From another table came an implacable voice: “When that Ford tipped over, it took a Jaws of Life to set me free. I’m a lucky man to be here to tell about it.”

“If we fish,” said James, knitting his fingers in his lap, “I don’t care if we get one.”

“I don’t either.”

“But I hope we get one.”

“Me too.”

Lucien ate the same thing he’d eaten for thousands of mornings: bacon and eggs and hash browns, with hot sauce on the eggs. He looked at them and wondered if they were the only continuity he had. As he stared down, there was a moment of complete suspension in which the sound of silverware and morning voices poured through eternity like a river. I want an island, he thought; I want an island.

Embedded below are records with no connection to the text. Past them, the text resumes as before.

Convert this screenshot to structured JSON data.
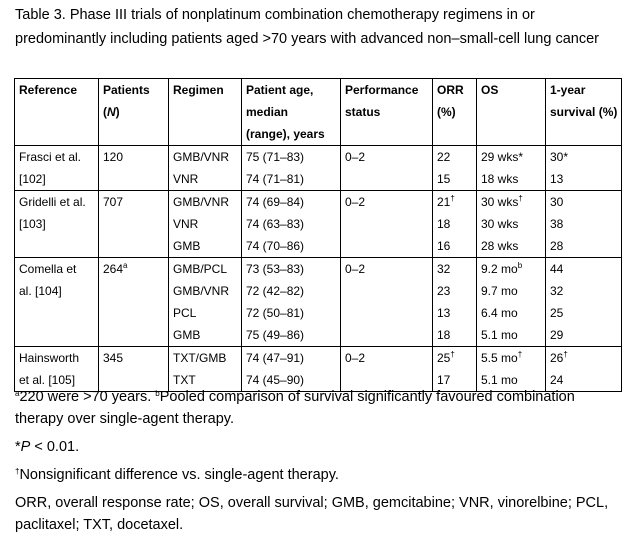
{
  "caption": "Table 3. Phase III trials of nonplatinum combination chemotherapy regimens in or predominantly including patients aged >70 years with advanced non–small-cell lung cancer",
  "headers": {
    "reference": "Reference",
    "patients": "Patients",
    "patients_n": "N",
    "regimen": "Regimen",
    "age_l1": "Patient age,",
    "age_l2": "median",
    "age_l3": "(range), years",
    "ps_l1": "Performance",
    "ps_l2": "status",
    "orr_l1": "ORR",
    "orr_l2": "(%)",
    "os": "OS",
    "surv_l1": "1-year",
    "surv_l2": "survival (%)"
  },
  "trials": [
    {
      "ref_l1": "Frasci et al.",
      "ref_l2": "[102]",
      "patients": "120",
      "patients_sup": "",
      "ps": "0–2",
      "arms": [
        {
          "regimen": "GMB/VNR",
          "age": "75 (71–83)",
          "orr": "22",
          "orr_sup": "",
          "os": "29 wks*",
          "os_sup": "",
          "surv": "30*",
          "surv_sup": ""
        },
        {
          "regimen": "VNR",
          "age": "74 (71–81)",
          "orr": "15",
          "orr_sup": "",
          "os": "18 wks",
          "os_sup": "",
          "surv": "13",
          "surv_sup": ""
        }
      ]
    },
    {
      "ref_l1": "Gridelli et al.",
      "ref_l2": "[103]",
      "patients": "707",
      "patients_sup": "",
      "ps": "0–2",
      "arms": [
        {
          "regimen": "GMB/VNR",
          "age": "74 (69–84)",
          "orr": "21",
          "orr_sup": "†",
          "os": "30 wks",
          "os_sup": "†",
          "surv": "30",
          "surv_sup": ""
        },
        {
          "regimen": "VNR",
          "age": "74 (63–83)",
          "orr": "18",
          "orr_sup": "",
          "os": "30 wks",
          "os_sup": "",
          "surv": "38",
          "surv_sup": ""
        },
        {
          "regimen": "GMB",
          "age": "74 (70–86)",
          "orr": "16",
          "orr_sup": "",
          "os": "28 wks",
          "os_sup": "",
          "surv": "28",
          "surv_sup": ""
        }
      ]
    },
    {
      "ref_l1": "Comella et",
      "ref_l2": "al. [104]",
      "patients": "264",
      "patients_sup": "a",
      "ps": "0–2",
      "arms": [
        {
          "regimen": "GMB/PCL",
          "age": "73 (53–83)",
          "orr": "32",
          "orr_sup": "",
          "os": "9.2 mo",
          "os_sup": "b",
          "surv": "44",
          "surv_sup": ""
        },
        {
          "regimen": "GMB/VNR",
          "age": "72 (42–82)",
          "orr": "23",
          "orr_sup": "",
          "os": "9.7 mo",
          "os_sup": "",
          "surv": "32",
          "surv_sup": ""
        },
        {
          "regimen": "PCL",
          "age": "72 (50–81)",
          "orr": "13",
          "orr_sup": "",
          "os": "6.4 mo",
          "os_sup": "",
          "surv": "25",
          "surv_sup": ""
        },
        {
          "regimen": "GMB",
          "age": "75 (49–86)",
          "orr": "18",
          "orr_sup": "",
          "os": "5.1 mo",
          "os_sup": "",
          "surv": "29",
          "surv_sup": ""
        }
      ]
    },
    {
      "ref_l1": "Hainsworth",
      "ref_l2": "et al. [105]",
      "patients": "345",
      "patients_sup": "",
      "ps": "0–2",
      "arms": [
        {
          "regimen": "TXT/GMB",
          "age": "74 (47–91)",
          "orr": "25",
          "orr_sup": "†",
          "os": "5.5 mo",
          "os_sup": "†",
          "surv": "26",
          "surv_sup": "†"
        },
        {
          "regimen": "TXT",
          "age": "74 (45–90)",
          "orr": "17",
          "orr_sup": "",
          "os": "5.1 mo",
          "os_sup": "",
          "surv": "24",
          "surv_sup": ""
        }
      ]
    }
  ],
  "notes": {
    "a_mark": "a",
    "a_text": "220 were >70 years. ",
    "b_mark": "b",
    "b_text": "Pooled comparison of survival significantly favoured combination therapy over single-agent therapy.",
    "p_prefix": "*",
    "p_italic": "P",
    "p_rest": " < 0.01.",
    "dagger_mark": "†",
    "dagger_text": "Nonsignificant difference vs. single-agent therapy.",
    "abbrev": "ORR, overall response rate; OS, overall survival; GMB, gemcitabine; VNR, vinorelbine; PCL, paclitaxel; TXT, docetaxel."
  }
}
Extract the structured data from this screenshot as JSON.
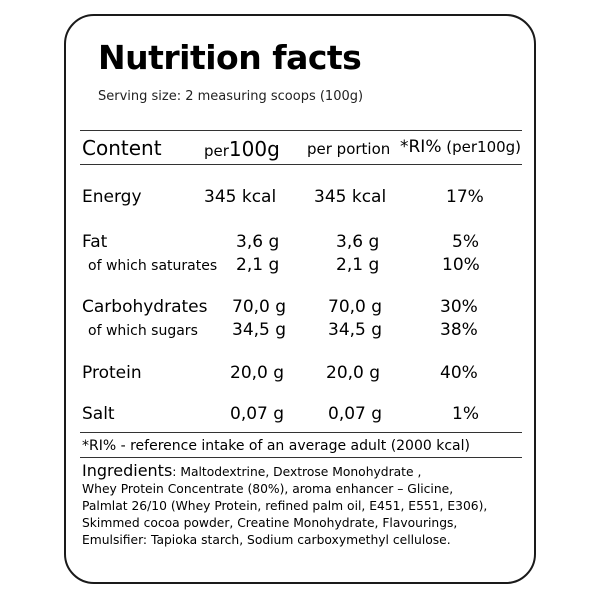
{
  "title": "Nutrition facts",
  "serving": "Serving size: 2 measuring scoops (100g)",
  "table": {
    "header": {
      "content": "Content",
      "per_small": "per",
      "per_big": "100g",
      "portion": "per portion",
      "ri_big": "*RI%",
      "ri_small": " (per100g)"
    },
    "rows": [
      {
        "name": "Energy",
        "per100": "345 kcal",
        "portion": "345 kcal",
        "ri": "17%"
      },
      {
        "name": "Fat",
        "per100": "3,6 g",
        "portion": "3,6 g",
        "ri": "5%"
      },
      {
        "name": "of which saturates",
        "per100": "2,1 g",
        "portion": "2,1 g",
        "ri": "10%"
      },
      {
        "name": "Carbohydrates",
        "per100": "70,0 g",
        "portion": "70,0 g",
        "ri": "30%"
      },
      {
        "name": "of which sugars",
        "per100": "34,5 g",
        "portion": "34,5 g",
        "ri": "38%"
      },
      {
        "name": "Protein",
        "per100": "20,0 g",
        "portion": "20,0 g",
        "ri": "40%"
      },
      {
        "name": "Salt",
        "per100": "0,07 g",
        "portion": "0,07 g",
        "ri": "1%"
      }
    ]
  },
  "footnote": "*RI% - reference intake of an average adult (2000 kcal)",
  "ingredients": {
    "heading": "Ingredients",
    "lines": [
      ": Maltodextrine,  Dextrose Monohydrate ,",
      "Whey Protein Concentrate (80%),  aroma enhancer – Glicine,",
      "Palmlat 26/10 (Whey Protein, refined palm oil, E451, E551, E306),",
      "Skimmed cocoa powder, Creatine Monohydrate, Flavourings,",
      "Emulsifier: Tapioka starch, Sodium carboxymethyl cellulose."
    ]
  }
}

The year Lucien and Suzanne parted, they had gone up to the States for the usual minor supplies: paperbacks, a cordless electric razor, Suzanne’s contacts, ten or twenty movies, a pump for the saltwater aquarium. It was the year they had both come out of the mall with things that seemed to bode ill for the future: Suzanne with a pair of crotchless panties, Lucien with his first corncob pipe. It proved to be a very bad sign indeed, especially since Lucien was in an epoch when it seemed to him there actually were signs, an era in which he could join the rest of the populace in the wonderful ongoing melodrama of inanimate objects. He thrilled to clothes and cars; he sat at an old tropical wicker desk which seemed to guarantee character in his work. It was also the time he began to feel that his dick had rights of its own. He viewed it the way Vasco da Gama viewed the needle of his compass. Wherever he went, he believed it to be one of the leading dicks in the area. He never wanted to be accused of standing in its way. It was an up-market dick even when it spotted his clothes, made a crude lump or pissed through the top of his shoes. Still, the real story lay in his sense of getting nowhere, the functionary blues.

The voice at the other end said, “I’m told you can put me in touch with Suzanne Taylor.” It was a man.